Smith: Recluse rages against the machine
by Jeff Smith on Mar. 07, 2007, under OpinionWhen I decided to tell civilization to shove it, and went to hunting up a piece of dirt where I could spend the rest of my life listening to the whistle of the red-tailed hawk and watching the play of light and shadow with the passage of the days and the seasons, I studied every map I could lay hands on to find a spot where my family and I would be left alone.
And I damn near made it. My wife bailed on me, my kids married or moved to the East Coast, I built my hideout where I was utterly alone for 13 years. Then half the commuters west of the Mississippi and east of L.A. showed up and bought land I thought would never hit the market.
If it weren’t a serious misdemeanor, I would like to shoot every last one of them stone dead.
City sorts and bedroom community dwellers clearly have no appreciation of how seriously antisocial country folk like us can be, and how hard we have labored, how many of the perquisites of communal living we coldbloodedly forfeit, to find solitude.
Don’t you get it? We don’t want you around.
After last week’s monologue, I anticipated a sabbatical from this extended stretch of self-pity, and then I read the Friday Tucson Citizen and saw how utterly hostile the ruling class has become toward the hermetic subculture.
The lead story on the front page told how state highway planners have decided to commence an official inquiry into bypassing Tucson with a four-lane divided highway around the north side of the Catalina Mountains and up the San Pedro River Valley, to hook up with I-10 again around Willcox.
Well ain’t that just dandy. All the wildlife and desert rats, the historic sites and endangered species – among which I include humanoids such as myself – that willingly gave up pizza from Domino’s, health care from anything outside of Johnson & Johnson, just about every advancement of human kind since Lee surrendered at Appomattox, can now look forward to having the quiet of the eventide, the stillness of sunrise, the scent of creosote after a rain and dew on sycamore leaves, shattered by the bark of Kenworth and the ceaseless howl of traffic.
Trust me on this one: Someone is going to die, bloody and ugly, for the cause of the traffic planner.
It won’t be me pulling the trigger. I make jest of tragedy, but I have this outlet for my anger and sense of outraged justice.
But consider the simmering soul of a man who has cast everything he ever owned or hoped to own on one last shot at surviving by himself, away from all the madness that sickens him in the city. You don’t have to be nuts to live out where your breathing is the only reminder of human habitation, but it does make it more comfortable.
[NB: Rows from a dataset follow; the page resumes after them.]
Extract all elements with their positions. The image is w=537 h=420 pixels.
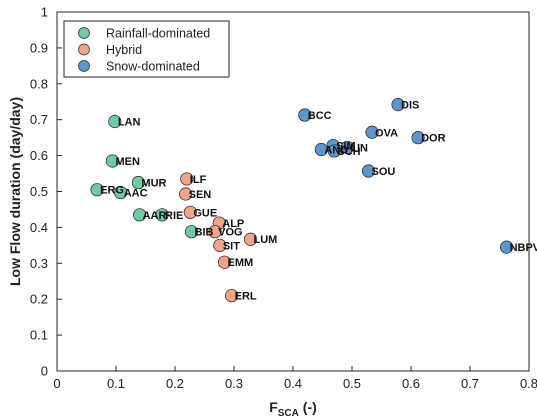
x-tick-label: 0	[53, 376, 60, 391]
point-label-bcc: BCC	[308, 110, 332, 122]
point-label-dor: DOR	[421, 133, 446, 145]
point-label-alp: ALP	[222, 218, 244, 230]
point-rainfall-dominated-aar	[133, 208, 147, 222]
point-label-sim: SIM	[336, 141, 356, 153]
point-hybrid-sen	[179, 187, 193, 201]
legend: Rainfall-dominated Hybrid Snow-dominated	[63, 20, 230, 78]
y-tick-label: 0.4	[30, 220, 48, 235]
y-tick-label: 0	[41, 364, 48, 379]
point-label-aar: AAR	[143, 210, 167, 222]
point-label-nbpv: NBPV	[510, 242, 537, 254]
x-tick-label: 0.5	[343, 376, 361, 391]
point-rainfall-dominated-mur	[131, 175, 146, 190]
point-snow-dominated-sch	[327, 144, 341, 158]
point-hybrid-ilf	[180, 172, 194, 186]
point-snow-dominated-ova	[365, 125, 379, 139]
point-hybrid-sit	[213, 238, 227, 252]
y-tick-label: 0.5	[30, 184, 48, 199]
legend-label-rainfall-dominated: Rainfall-dominated	[106, 27, 210, 41]
x-tick-label: 0.7	[461, 376, 479, 391]
point-hybrid-vog	[208, 225, 222, 239]
x-axis-title-subscript: SCA	[278, 408, 299, 419]
point-label-sen: SEN	[189, 189, 212, 201]
y-axis-title: Low Flow duration (day/day)	[7, 97, 23, 286]
point-label-gue: GUE	[193, 207, 217, 219]
point-label-mur: MUR	[141, 178, 166, 190]
legend-items: Rainfall-dominated Hybrid Snow-dominated	[78, 27, 210, 74]
legend-box	[63, 20, 230, 78]
axes: 0 0.1 0.2 0.3 0.4 0.5 0.6 0.7 0.8 0 0.1 0.2 0.3 0.4 0.…	[30, 5, 537, 392]
y-tick-label: 0.2	[30, 292, 48, 307]
point-label-lum: LUM	[254, 234, 278, 246]
point-label-sch: SCH	[337, 146, 360, 158]
y-tick-label: 0.6	[30, 148, 48, 163]
point-snow-dominated-and	[314, 142, 328, 157]
x-tick-label: 0.4	[284, 376, 302, 391]
point-rainfall-dominated-lan	[108, 114, 122, 129]
x-axis-title-main: F	[269, 399, 278, 415]
point-snow-dominated-sou	[361, 164, 376, 178]
y-tick-label: 0.9	[30, 40, 48, 55]
point-label-erl: ERL	[235, 291, 257, 303]
y-tick-label: 0.8	[30, 76, 48, 91]
y-tick-label: 1	[41, 5, 48, 20]
x-axis-title-unit: (-)	[299, 399, 317, 415]
point-snow-dominated-lin	[340, 140, 354, 154]
x-tick-label: 0.2	[166, 376, 184, 391]
point-label-ilf: ILF	[190, 174, 207, 186]
data-points	[90, 98, 514, 303]
legend-label-hybrid: Hybrid	[106, 43, 142, 57]
point-rainfall-dominated-aac	[114, 185, 128, 200]
point-rainfall-dominated-rie	[155, 208, 169, 222]
point-hybrid-lum	[243, 232, 258, 246]
point-hybrid-gue	[183, 205, 197, 219]
point-snow-dominated-dor	[411, 131, 425, 145]
point-rainfall-dominated-erg	[90, 183, 104, 197]
point-label-sou: SOU	[372, 166, 396, 178]
point-rainfall-dominated-bib	[184, 225, 199, 239]
point-snow-dominated-bcc	[298, 108, 312, 122]
point-label-rie: RIE	[165, 210, 183, 222]
point-rainfall-dominated-men	[105, 154, 120, 168]
legend-label-snow-dominated: Snow-dominated	[106, 60, 200, 74]
x-tick-label: 0.8	[520, 376, 537, 391]
point-label-emm: EMM	[228, 257, 254, 269]
point-label-men: MEN	[115, 156, 139, 168]
point-label-bib: BIB	[195, 227, 214, 239]
x-tick-label: 0.1	[107, 376, 125, 391]
point-label-and: AND	[324, 144, 348, 156]
point-label-lin: LIN	[350, 142, 368, 154]
legend-marker-rainfall-dominated	[78, 27, 90, 39]
point-hybrid-emm	[217, 255, 232, 269]
y-tick-label: 0.1	[30, 328, 48, 343]
point-snow-dominated-dis	[391, 98, 405, 112]
legend-marker-snow-dominated	[78, 60, 90, 72]
y-tick-label: 0.7	[30, 112, 48, 127]
x-axis-title: FSCA (-)	[269, 399, 317, 419]
point-snow-dominated-nbpv	[499, 240, 514, 254]
point-label-lan: LAN	[118, 116, 141, 128]
point-label-dis: DIS	[401, 100, 419, 112]
point-label-erg: ERG	[100, 185, 124, 197]
x-tick-label: 0.6	[402, 376, 420, 391]
legend-marker-hybrid	[78, 43, 90, 56]
x-tick-label: 0.3	[225, 376, 243, 391]
point-label-ova: OVA	[375, 127, 398, 139]
point-hybrid-erl	[225, 289, 239, 303]
y-tick-label: 0.3	[30, 256, 48, 271]
point-label-sit: SIT	[223, 240, 240, 252]
point-label-vog: VOG	[218, 227, 242, 239]
point-label-aac: AAC	[124, 188, 148, 200]
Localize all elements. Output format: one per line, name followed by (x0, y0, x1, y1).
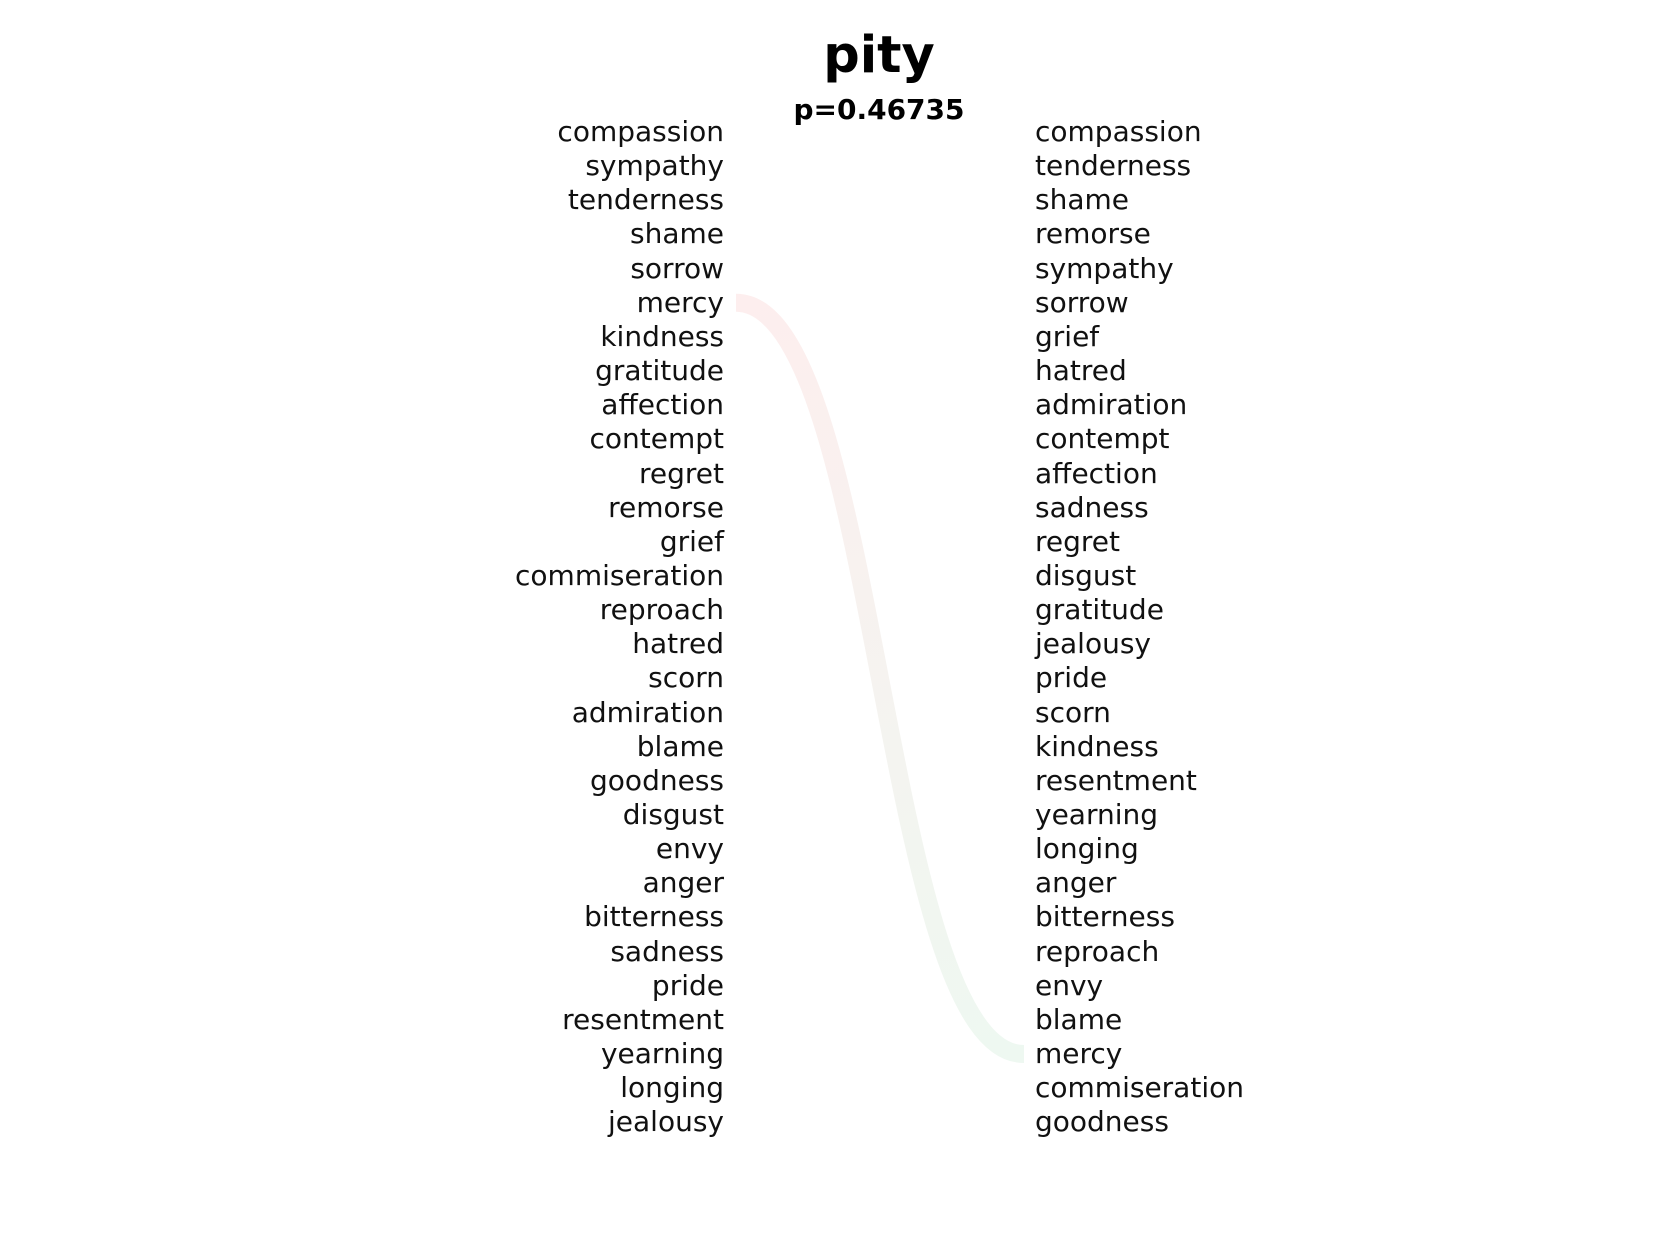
left-word-23: anger (642, 866, 724, 900)
left-word-10: contempt (589, 422, 724, 456)
left-word-28: yearning (600, 1037, 724, 1071)
left-word-12: remorse (608, 490, 724, 524)
right-word-7: grief (1035, 319, 1100, 353)
left-word-17: scorn (648, 661, 724, 695)
left-word-27: resentment (562, 1002, 724, 1036)
left-word-18: admiration (571, 695, 724, 729)
right-word-23: anger (1035, 866, 1117, 900)
left-word-7: kindness (600, 319, 724, 353)
left-word-29: longing (620, 1071, 724, 1105)
right-word-18: scorn (1035, 695, 1111, 729)
left-word-25: sadness (610, 934, 724, 968)
right-word-10: contempt (1035, 422, 1170, 456)
right-word-29: commiseration (1035, 1071, 1244, 1105)
left-word-22: envy (655, 832, 724, 866)
right-word-16: jealousy (1035, 627, 1151, 661)
right-word-17: pride (1035, 661, 1108, 695)
left-word-16: hatred (632, 627, 724, 661)
left-word-19: blame (636, 729, 724, 763)
chart-title: pity (823, 26, 935, 85)
rank-link-mercy (734, 293, 1026, 1064)
left-word-14: commiseration (515, 558, 724, 592)
left-word-15: reproach (599, 593, 724, 627)
left-word-30: jealousy (608, 1105, 724, 1139)
right-word-11: affection (1035, 456, 1158, 490)
right-word-15: gratitude (1035, 593, 1164, 627)
right-word-13: regret (1035, 524, 1120, 558)
right-word-9: admiration (1035, 388, 1188, 422)
left-word-6: mercy (636, 285, 724, 319)
right-word-2: tenderness (1035, 149, 1192, 183)
left-word-26: pride (651, 968, 724, 1002)
left-word-5: sorrow (630, 251, 724, 285)
left-word-3: tenderness (567, 183, 724, 217)
left-word-2: sympathy (585, 149, 724, 183)
left-word-11: regret (639, 456, 724, 490)
right-word-14: disgust (1035, 558, 1137, 592)
rank-links (734, 293, 1026, 1064)
left-word-1: compassion (557, 115, 724, 148)
right-word-6: sorrow (1035, 285, 1129, 319)
right-word-19: kindness (1035, 729, 1159, 763)
left-word-21: disgust (622, 798, 724, 831)
left-word-8: gratitude (595, 354, 724, 388)
left-word-9: affection (601, 388, 724, 422)
right-word-12: sadness (1035, 490, 1149, 524)
right-word-20: resentment (1035, 763, 1197, 797)
right-word-5: sympathy (1035, 251, 1174, 285)
right-word-4: remorse (1035, 217, 1151, 251)
right-word-25: reproach (1035, 934, 1160, 968)
right-word-26: envy (1035, 968, 1104, 1002)
left-word-13: grief (659, 524, 724, 558)
right-word-21: yearning (1035, 798, 1159, 831)
right-word-1: compassion (1035, 115, 1202, 148)
right-word-27: blame (1035, 1002, 1123, 1036)
right-word-8: hatred (1035, 354, 1127, 388)
left-word-4: shame (630, 217, 724, 251)
left-word-20: goodness (590, 763, 724, 797)
right-word-28: mercy (1035, 1037, 1123, 1071)
right-word-30: goodness (1035, 1105, 1169, 1139)
right-word-22: longing (1035, 832, 1139, 866)
left-word-24: bitterness (584, 900, 724, 934)
right-word-24: bitterness (1035, 900, 1175, 934)
chart-subtitle: p=0.46735 (793, 93, 965, 126)
right-word-3: shame (1035, 183, 1129, 217)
An axiom of country life tells us that city folk tend to be neurotic; country cousins go psychotic. Why live life by half-measures?
So here’s our survivalist cousin, finally got the bunker weather-tight and his crops in the ground, and what the hell is that noise? D-Something Caterpillars blading virgin stands of saguaro to make way for the Paved Path of Progress.
Where’s my AK-47?
I had to laugh to read that S.L. Schorr is running his mouth as usual, as point man for the “feasibility and needs” study to be conducted by the Arizona Department of Transportation and then submitted to the ADOT board, of which Schorr is vice chairman, for its edification in selecting a consultant to make recommendations on the next step of the process . . . and so forth and so on, in the danse macabre that ultimately wrecks and wreaks and ruins the world we live in.
Si Schorr has been behind just about every bad idea that’s come down the pike hereabouts for the past half-century.
Down the pike. What could be more apropos?
The idea, according to ADOT, is to siphon off as much heavy truck traffic as passes through Tucson on its nonstop ride to the Florida coast, stopping only for diesel, deep-dish apple pie with soft-serve ice cream and teenage prostitutes. Where are they going to find enough of all this to meet the need, between Oracle Junction and Texas Canyon?
Answer me this one: Why are we already at the stage where consultants are being considered and high-priced staff opinions are being committed to maps and documents, and this is the first word the public hears of this wretched notion?
If I were the suspicious sort, I’d say the fix is in.